Слух о присылке в Чердынь грозного воеводы был достоверен: точно в столицу великой Перми прибыл Воин Аничков, один из любимых опричников Иоанновых. Странно было только то, что сей надменный, по-видимому неустрашимый, воевода медлил, как будто от страха, объявить Строганову царскую волю.

Там в это время, в светлице, довольно пространной, но ничем не отличающейся от нынешних белых изб крестьянских, ходил мерными шагами взад и вперед тучный мужчина лет сорока, с лысой головой, лукавым взглядом, неприятной наружности. По временам кидал он радостные взоры на раскрытый железный сундук, где сверху множества свертков виден был лубок, завязанный красным шнурком, и восклицал: «Подожди, именитый скряга, выучим тебя уважать царского воеводу, собьем спесь. Рад будешь поделиться последним алтыном, да лих поздно!» Потом, подумав, он продолжал говорить с собой: «Удивительно, непонятно, для чего Аничков медлит показать мне и отвести к нему опальную грамоту? Все завтра да завтра! Уж побоится ли он головореза Ситского, а теперь-то бы, захватив его, и потешит батюшку царя, или скрывает он от меня какие ни есть тайные повеления? Надобно испытать». Говоря это, толстяк несколько раз останавливался у красного окошка и пытался теплым дыханием своим сделать проталину на крепкой ледяной коре, покрывавшей стекло. Когда удалось ему прочистить там скважинку, то припал он к окошку и долго смотрел в нее, делая по временам скромные возгласы: «Плут! Мошенник! Предатель! Постой, будешь скоро в моих руках». Проглядел ли он, или Ласка подошел невидимкой, только не успел он отскочить от своего поста и принять обычную свою личину, когда сей последний проговорил уже полное донесение от отъезде Грозы из Каргедана.

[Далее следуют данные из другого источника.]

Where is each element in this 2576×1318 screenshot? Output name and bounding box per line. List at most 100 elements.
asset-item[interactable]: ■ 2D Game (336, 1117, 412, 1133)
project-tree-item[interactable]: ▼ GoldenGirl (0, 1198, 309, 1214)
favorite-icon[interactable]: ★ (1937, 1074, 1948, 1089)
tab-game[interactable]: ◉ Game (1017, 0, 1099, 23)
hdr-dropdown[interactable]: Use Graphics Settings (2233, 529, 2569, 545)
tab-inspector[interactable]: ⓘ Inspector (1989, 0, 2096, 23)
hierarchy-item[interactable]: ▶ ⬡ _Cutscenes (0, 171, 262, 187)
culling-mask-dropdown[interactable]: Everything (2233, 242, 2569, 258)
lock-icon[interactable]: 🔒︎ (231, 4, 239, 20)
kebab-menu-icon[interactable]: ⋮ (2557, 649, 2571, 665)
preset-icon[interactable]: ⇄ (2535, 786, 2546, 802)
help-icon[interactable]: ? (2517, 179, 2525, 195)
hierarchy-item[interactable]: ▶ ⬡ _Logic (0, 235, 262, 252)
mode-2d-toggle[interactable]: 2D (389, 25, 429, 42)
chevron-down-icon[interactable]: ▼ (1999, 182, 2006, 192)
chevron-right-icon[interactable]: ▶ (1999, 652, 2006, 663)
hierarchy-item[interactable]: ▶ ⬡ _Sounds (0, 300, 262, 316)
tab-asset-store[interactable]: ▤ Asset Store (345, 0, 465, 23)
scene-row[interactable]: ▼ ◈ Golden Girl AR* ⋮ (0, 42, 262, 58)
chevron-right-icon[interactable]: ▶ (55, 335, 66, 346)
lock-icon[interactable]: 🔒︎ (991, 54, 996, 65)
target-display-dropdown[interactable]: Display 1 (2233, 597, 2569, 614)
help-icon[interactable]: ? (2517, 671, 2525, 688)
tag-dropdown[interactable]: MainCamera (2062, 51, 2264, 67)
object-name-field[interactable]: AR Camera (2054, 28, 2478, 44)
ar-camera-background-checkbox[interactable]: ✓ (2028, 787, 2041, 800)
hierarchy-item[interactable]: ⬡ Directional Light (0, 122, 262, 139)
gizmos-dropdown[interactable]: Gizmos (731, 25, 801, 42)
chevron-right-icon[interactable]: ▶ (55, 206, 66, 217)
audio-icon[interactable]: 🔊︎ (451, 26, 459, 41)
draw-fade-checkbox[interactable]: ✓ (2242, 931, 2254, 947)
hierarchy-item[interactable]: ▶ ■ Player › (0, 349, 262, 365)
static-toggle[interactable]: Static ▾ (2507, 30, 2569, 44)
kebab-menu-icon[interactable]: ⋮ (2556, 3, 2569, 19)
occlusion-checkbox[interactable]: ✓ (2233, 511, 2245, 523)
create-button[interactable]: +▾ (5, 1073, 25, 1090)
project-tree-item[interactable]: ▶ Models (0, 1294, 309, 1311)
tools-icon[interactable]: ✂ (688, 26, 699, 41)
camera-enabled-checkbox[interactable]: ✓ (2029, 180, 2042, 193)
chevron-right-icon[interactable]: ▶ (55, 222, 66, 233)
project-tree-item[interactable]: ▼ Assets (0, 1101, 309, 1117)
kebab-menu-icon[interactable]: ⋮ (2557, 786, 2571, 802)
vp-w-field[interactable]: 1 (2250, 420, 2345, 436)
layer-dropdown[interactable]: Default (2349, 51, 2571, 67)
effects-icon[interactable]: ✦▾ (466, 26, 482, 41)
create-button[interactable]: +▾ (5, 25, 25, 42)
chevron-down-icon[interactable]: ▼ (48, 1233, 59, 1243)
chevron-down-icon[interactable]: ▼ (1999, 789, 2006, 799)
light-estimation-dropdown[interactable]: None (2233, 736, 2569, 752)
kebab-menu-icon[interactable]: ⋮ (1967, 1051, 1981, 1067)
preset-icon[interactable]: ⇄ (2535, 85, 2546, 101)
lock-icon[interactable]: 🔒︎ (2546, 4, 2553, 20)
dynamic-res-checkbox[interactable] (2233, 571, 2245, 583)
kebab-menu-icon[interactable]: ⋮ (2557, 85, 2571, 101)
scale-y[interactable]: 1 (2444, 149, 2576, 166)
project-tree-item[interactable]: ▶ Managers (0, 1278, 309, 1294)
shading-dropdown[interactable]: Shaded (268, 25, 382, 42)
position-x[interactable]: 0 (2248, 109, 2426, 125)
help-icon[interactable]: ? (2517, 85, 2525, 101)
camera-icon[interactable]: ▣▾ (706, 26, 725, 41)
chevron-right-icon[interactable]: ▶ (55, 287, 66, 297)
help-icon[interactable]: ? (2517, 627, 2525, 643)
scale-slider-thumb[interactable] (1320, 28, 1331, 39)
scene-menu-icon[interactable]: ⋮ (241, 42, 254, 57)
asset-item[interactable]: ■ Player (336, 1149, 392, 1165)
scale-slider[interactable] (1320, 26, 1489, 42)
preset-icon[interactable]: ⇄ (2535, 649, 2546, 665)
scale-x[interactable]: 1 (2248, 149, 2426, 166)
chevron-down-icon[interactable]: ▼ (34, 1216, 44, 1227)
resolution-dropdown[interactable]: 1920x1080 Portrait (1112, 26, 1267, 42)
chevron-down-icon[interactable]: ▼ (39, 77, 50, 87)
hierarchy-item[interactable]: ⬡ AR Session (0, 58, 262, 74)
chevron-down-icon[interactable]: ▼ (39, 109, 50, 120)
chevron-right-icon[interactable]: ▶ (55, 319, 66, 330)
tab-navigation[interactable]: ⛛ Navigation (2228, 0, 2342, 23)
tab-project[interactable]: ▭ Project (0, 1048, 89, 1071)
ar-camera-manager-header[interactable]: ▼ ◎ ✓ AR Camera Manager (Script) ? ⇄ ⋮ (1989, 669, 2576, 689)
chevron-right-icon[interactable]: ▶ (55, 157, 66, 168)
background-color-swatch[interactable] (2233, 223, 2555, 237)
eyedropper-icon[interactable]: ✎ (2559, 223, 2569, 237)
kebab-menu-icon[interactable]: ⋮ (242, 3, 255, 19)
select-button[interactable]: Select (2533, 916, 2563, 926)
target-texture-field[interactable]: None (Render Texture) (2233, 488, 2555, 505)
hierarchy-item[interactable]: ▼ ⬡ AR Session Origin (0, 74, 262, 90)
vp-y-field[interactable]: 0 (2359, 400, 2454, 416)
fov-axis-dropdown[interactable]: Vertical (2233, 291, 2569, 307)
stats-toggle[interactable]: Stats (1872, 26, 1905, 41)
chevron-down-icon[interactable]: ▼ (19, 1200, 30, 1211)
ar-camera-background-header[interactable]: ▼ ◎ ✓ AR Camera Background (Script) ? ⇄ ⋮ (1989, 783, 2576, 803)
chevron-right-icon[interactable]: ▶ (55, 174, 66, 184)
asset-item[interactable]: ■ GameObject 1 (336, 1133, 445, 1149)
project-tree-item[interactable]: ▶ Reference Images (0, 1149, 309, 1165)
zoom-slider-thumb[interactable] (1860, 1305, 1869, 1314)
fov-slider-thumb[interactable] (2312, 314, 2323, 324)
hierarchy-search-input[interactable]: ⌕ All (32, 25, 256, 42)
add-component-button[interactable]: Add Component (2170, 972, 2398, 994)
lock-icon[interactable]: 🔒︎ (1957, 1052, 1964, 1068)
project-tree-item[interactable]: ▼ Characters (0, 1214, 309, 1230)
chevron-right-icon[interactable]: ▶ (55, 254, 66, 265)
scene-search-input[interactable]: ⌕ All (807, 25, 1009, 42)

– Тем лучше,  – отвечал толстый человек, в коем читатель, без сомнения, узнал уже давно чердынского воеводу Перепелицына.  – Надобно уведомить Аничкова.  – При этом слове он быстро взглянул на Ласку, но старый плут, угадывая мысли воеводы, не показал ни малейшего изменения в лице и отвечал с хладнокровием:

– Воину Михайловичу невелико до этого дело.

– Как невелико?  – сказал с сердцем Перепелицын.  – Разве не его выжидал он, чтобы ехать в Каргедан?

– Для него все равно, там ли Гроза или нет, а худо то, что допустили его, проклятого, уговорить Строганова всех своих домочадцев, саловаров и крестьян перекрестить в ратники. Им роздал он рогатины, мечи и самопалы. Подумай-ка, теперь не только пелымцы, да сам царь сибирский побоится наскочить на Строганова. Ермак давно подавал ему эту мысль, да поколе я заведовал счетной избой, то все дул в уши старому Денису, чтобы этого не заводить и потому и посему…

– Что ж ты думаешь, разве Строганов посмеет воспротивиться воле царской? Кабы его царское величество приказал мне разделаться с этим бунтовщиком, то…

– То ты сперва бы струсил,  – проворчал Ласка вполголоса, глядя в скважину окна.

– Что ты тут бурчишь про себя?  – спросил с гневом Перепелицын, как будто вслушавшись в его речи.

– То,  – отвечал хладнокровно подьячий,  – что к тебе жалует Воин Михайлович.

В эту минуту распахнулась дверь, и туча седого тумана, подобно дыму, вырывающемуся из внутренности зданий, обхваченных огнем, разлилась по полу теплой светлицы. Когда исчез сей вестник тридцатиградусного мороза, то увидели посреди горницы высокого, сухощавого мужчину, с лицом, носящим на себе вывеску пылких страстей. После обыкновенных приветствий с обеих сторон Аничков сел под образа и спросил хозяина:

– Ну, что у вас новенького, Василий Степанович?

– Кажется, ты, Воин Михайлович, прежде меня узнал про нашу новость,  – отвечал Перепелицын, кинув испытующий взгляд на Ласку.

– Ты разумеешь про уход Ситского из Каргедана? Это еще невелика беда, а вот беда, что Максим не дается нам.

– Неужто еще мало, что уговорили его жаловаться царю на своего брата?

– Мало? Нужно рассорить их до того, чтобы они разделились между собою. Пожалеешь, не хотя, что нет там Ласки, он бы это устроил.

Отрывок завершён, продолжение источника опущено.